Every part installation recorded against a specific vehicle ID: part number, supplier, installation date, service hours at install, expected lifecycle hours. This was the data backbone — without it, the system was just another inventory tracker.

📈 Lifecycle Curve Modeling

Usage-based lifecycle models for each of the top 10 component categories, built from 3 years of historical failure data. Each model predicted failure probability based on service hours elapsed — enabling "replace by X date" forecasts.

📦 Pre-Order Trigger Engine

Automated reorder calculations combining: remaining lifecycle hours across the fleet, supplier lead time, and safety stock thresholds. Generated pre-order recommendations with quantity, urgency, and optimal order date.

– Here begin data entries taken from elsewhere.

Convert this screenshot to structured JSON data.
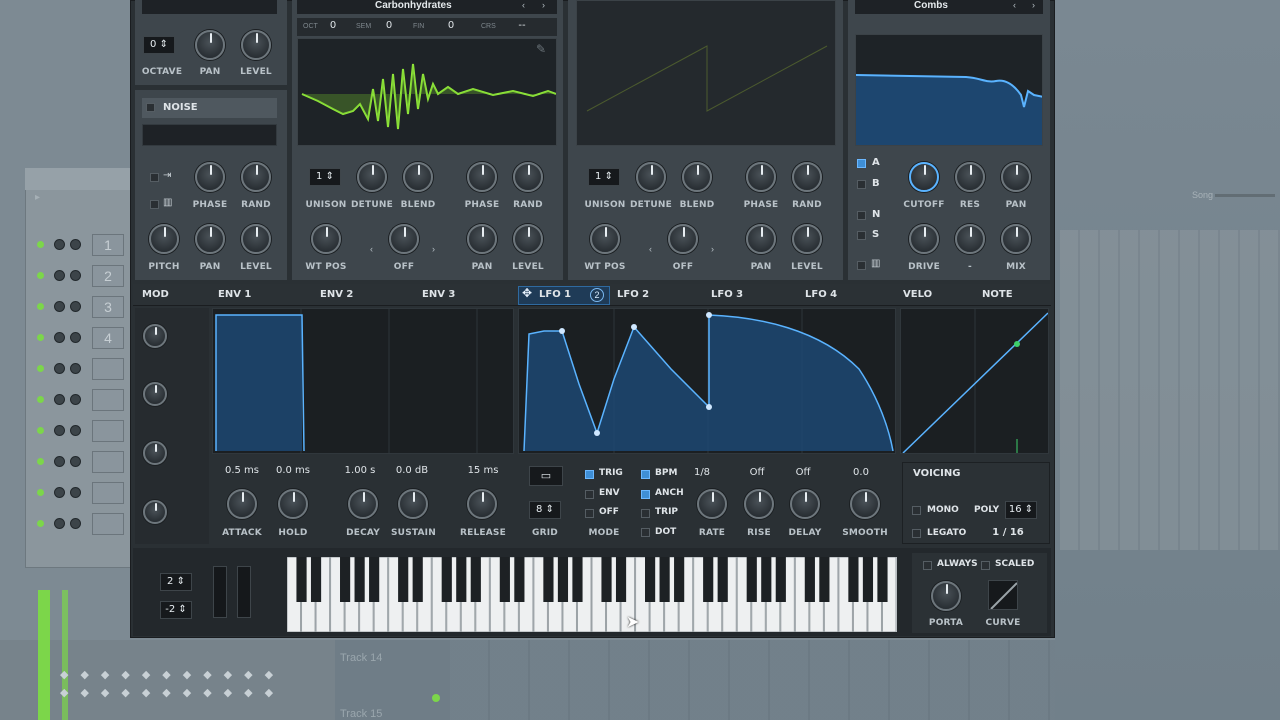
{
  "osc_a": {
    "wavetable_name": "Carbonhydrates",
    "oct_label": "OCT",
    "oct_val": "0",
    "sem_label": "SEM",
    "sem_val": "0",
    "fin_label": "FIN",
    "fin_val": "0",
    "crs_label": "CRS",
    "crs_val": "--",
    "unison": "1",
    "labels": {
      "unison": "UNISON",
      "detune": "DETUNE",
      "blend": "BLEND",
      "phase": "PHASE",
      "rand": "RAND",
      "wtpos": "WT POS",
      "off": "OFF",
      "pan": "PAN",
      "level": "LEVEL"
    }
  },
  "osc_b": {
    "unison": "1",
    "labels": {
      "unison": "UNISON",
      "detune": "DETUNE",
      "blend": "BLEND",
      "phase": "PHASE",
      "rand": "RAND",
      "wtpos": "WT POS",
      "off": "OFF",
      "pan": "PAN",
      "level": "LEVEL"
    }
  },
  "sub": {
    "octave_val": "0",
    "octave": "OCTAVE",
    "pan": "PAN",
    "level": "LEVEL"
  },
  "noise": {
    "title": "NOISE",
    "phase": "PHASE",
    "rand": "RAND",
    "pitch": "PITCH",
    "pan": "PAN",
    "level": "LEVEL"
  },
  "filter": {
    "type": "Combs",
    "a": "A",
    "b": "B",
    "n": "N",
    "s": "S",
    "cutoff": "CUTOFF",
    "res": "RES",
    "pan": "PAN",
    "drive": "DRIVE",
    "dash": "-",
    "mix": "MIX"
  },
  "mod_tabs": {
    "mod": "MOD",
    "env1": "ENV 1",
    "env2": "ENV 2",
    "env3": "ENV 3",
    "lfo1": "LFO 1",
    "lfo1_badge": "2",
    "lfo2": "LFO 2",
    "lfo3": "LFO 3",
    "lfo4": "LFO 4",
    "velo": "VELO",
    "note": "NOTE"
  },
  "env": {
    "attack_val": "0.5 ms",
    "hold_val": "0.0 ms",
    "decay_val": "1.00 s",
    "sustain_val": "0.0 dB",
    "release_val": "15 ms",
    "attack": "ATTACK",
    "hold": "HOLD",
    "decay": "DECAY",
    "sustain": "SUSTAIN",
    "release": "RELEASE"
  },
  "lfo": {
    "grid_val": "8",
    "grid": "GRID",
    "trig": "TRIG",
    "env": "ENV",
    "off": "OFF",
    "mode": "MODE",
    "bpm": "BPM",
    "anch": "ANCH",
    "trip": "TRIP",
    "dot": "DOT",
    "rate_val": "1/8",
    "rise_val": "Off",
    "delay_val": "Off",
    "smooth_val": "0.0",
    "rate": "RATE",
    "rise": "RISE",
    "delay": "DELAY",
    "smooth": "SMOOTH"
  },
  "voicing": {
    "title": "VOICING",
    "mono": "MONO",
    "poly": "POLY",
    "poly_val": "16",
    "legato": "LEGATO",
    "voices": "1  /  16"
  },
  "keys": {
    "oct_up": "2",
    "oct_down": "-2",
    "always": "ALWAYS",
    "scaled": "SCALED",
    "porta": "PORTA",
    "curve": "CURVE"
  },
  "daw": {
    "track14": "Track 14",
    "track15": "Track 15",
    "song": "Song",
    "pads": [
      "1",
      "2",
      "3",
      "4"
    ]
  },
  "colors": {
    "accent": "#5ab3ff",
    "wave": "#8fe63a"
  }
}
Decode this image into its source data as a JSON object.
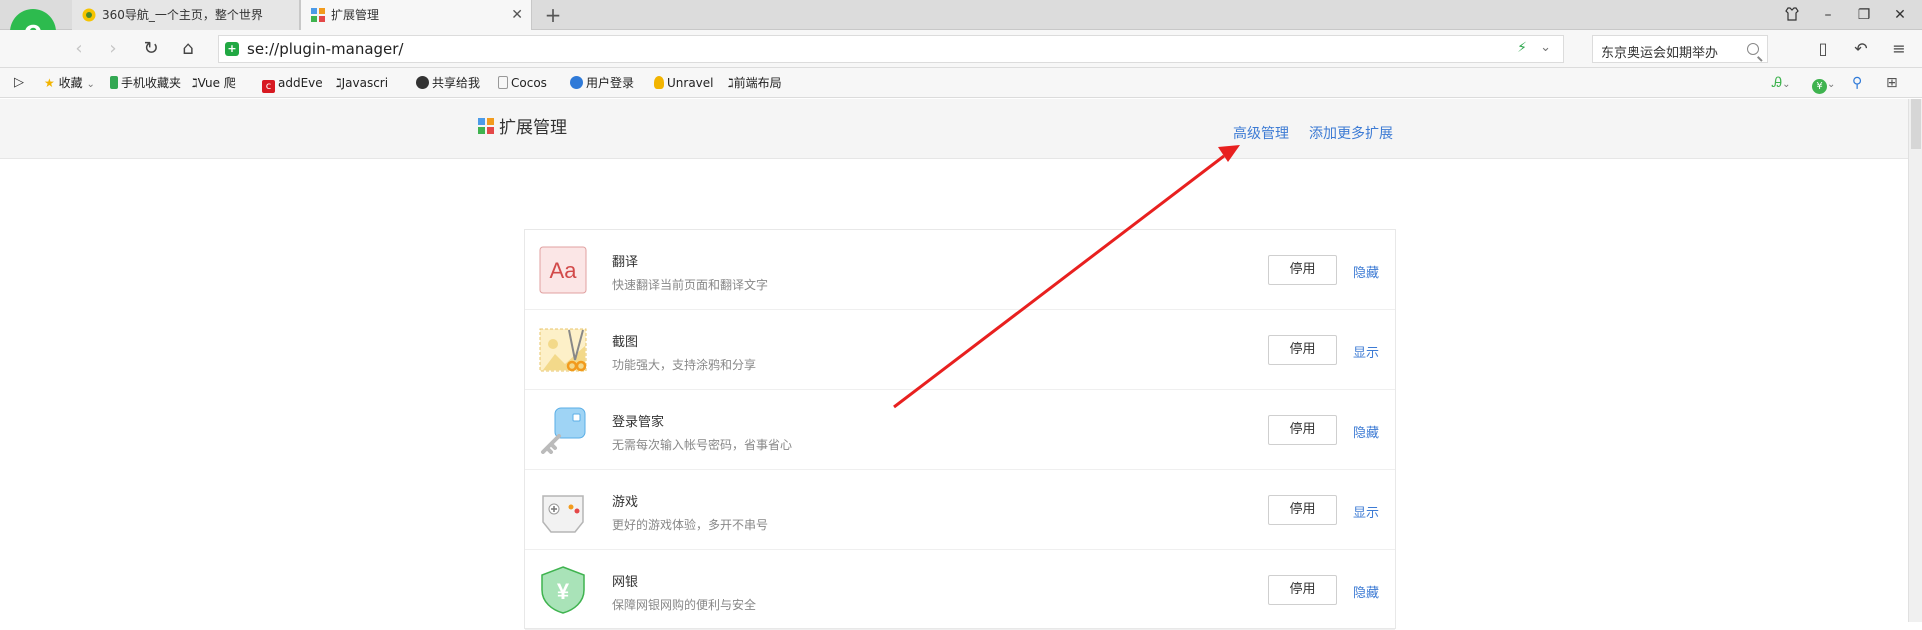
{
  "tabs": [
    {
      "title": "360导航_一个主页，整个世界",
      "active": false
    },
    {
      "title": "扩展管理",
      "active": true
    }
  ],
  "new_tab_glyph": "+",
  "address": {
    "url": "se://plugin-manager/",
    "security_glyph": "+"
  },
  "search": {
    "query": "东京奥运会如期举办"
  },
  "bookmarks": [
    {
      "label": "收藏",
      "icon": "star-icon",
      "color": "#f2b400"
    },
    {
      "label": "手机收藏夹",
      "icon": "phone-icon",
      "color": "#33a853"
    },
    {
      "label": "Vue 爬",
      "icon": "link-icon",
      "color": "#444444"
    },
    {
      "label": "addEve",
      "icon": "c-icon",
      "color": "#d71921"
    },
    {
      "label": "Javascri",
      "icon": "link-icon",
      "color": "#444444"
    },
    {
      "label": "共享给我",
      "icon": "share-icon",
      "color": "#333333"
    },
    {
      "label": "Cocos",
      "icon": "page-icon",
      "color": "#888888"
    },
    {
      "label": "用户登录",
      "icon": "globe-icon",
      "color": "#2f7ad8"
    },
    {
      "label": "Unravel",
      "icon": "bulb-icon",
      "color": "#f2b400"
    },
    {
      "label": "前端布局",
      "icon": "link-icon",
      "color": "#444444"
    }
  ],
  "page": {
    "title": "扩展管理",
    "links": {
      "advanced": "高级管理",
      "more": "添加更多扩展"
    }
  },
  "extensions": [
    {
      "name": "翻译",
      "desc": "快速翻译当前页面和翻译文字",
      "button": "停用",
      "toggle": "隐藏",
      "icon": "translate-icon",
      "icon_text": "Aa"
    },
    {
      "name": "截图",
      "desc": "功能强大，支持涂鸦和分享",
      "button": "停用",
      "toggle": "显示",
      "icon": "screenshot-icon"
    },
    {
      "name": "登录管家",
      "desc": "无需每次输入帐号密码，省事省心",
      "button": "停用",
      "toggle": "隐藏",
      "icon": "key-icon"
    },
    {
      "name": "游戏",
      "desc": "更好的游戏体验，多开不串号",
      "button": "停用",
      "toggle": "显示",
      "icon": "gamepad-icon"
    },
    {
      "name": "网银",
      "desc": "保障网银网购的便利与安全",
      "button": "停用",
      "toggle": "隐藏",
      "icon": "shield-yen-icon",
      "icon_text": "¥"
    }
  ],
  "colors": {
    "link": "#3d7bd4",
    "annotation_arrow": "#e8201f",
    "brand_green": "#21a843"
  }
}
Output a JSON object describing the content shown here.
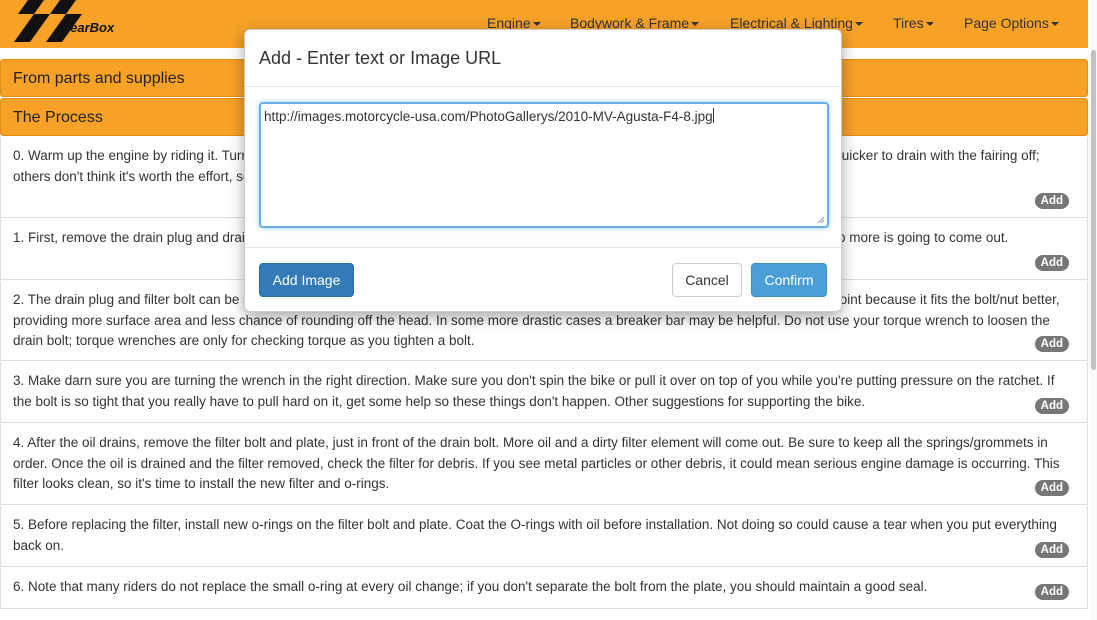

📊 Fleet Readiness Dashboard

Real-time depot view: vehicles service-ready (green), in maintenance (yellow), blocked on parts (red). Drill into any vehicle for component status, upcoming replacements, and parts availability.

What We Delivered

18%Fewer Failures
~35%Less Emergency Procurement
~40%Fewer Stockouts
30-DayPlanning Horizon
🔗

First Parts-to-Vehicle Data Linkage

Every major component tracked against a specific bus with installation date, service hours, and lifecycle status — the foundation for all future asset management.

🛠

Culture Shift: Reactive to Predictive

Depot teams moved from "fix what broke today" to "plan what needs replacing this month" — a fundamental change in how the engineering function operated.

📑

Blueprint for Full BOM Decomposition

The 10-component pilot proved the model worked. KMB could extend to all 5,000+ part types using the same architecture and lifecycle methodology.

💰

Procurement Leverage

Demand forecasting data enabled longer-term supplier contracts at lower unit costs — replacing spot-buying at emergency rates.

What I Learned

1

Start With the Relationship, Not the Database

The hardest part wasn't building the system — it was earning trust from maintenance engineers who'd managed parts with paper and intuition for decades. Four weeks embedded in depots, watching how they worked, before designing anything. The system had to fit their workflow, not the other way around.

2

The 80/20 Rule Applies to Asset Management

Cataloging all 5,000+ part types would have been thorough — and would have killed the project. 10 highest-failure-rate components gave us 70% of the impact with 2% of the catalog complexity. Not all components are equal.

3

Lifecycle Data Is a Compound Asset

Every month the system ran, the models got more accurate — more data points, better failure curves, tighter pre-order windows. This wasn't just solving today's problem; it was building an asset that gets more valuable over time.

4

What I'd Do Differently

Involve procurement earlier. We built the pre-order engine from engineering requirements (lifecycle hours, failure probability) but didn't fully account for procurement realities (minimum order quantities, volume discounts). Bringing procurement in at the design stage would have produced better recommendations from day one.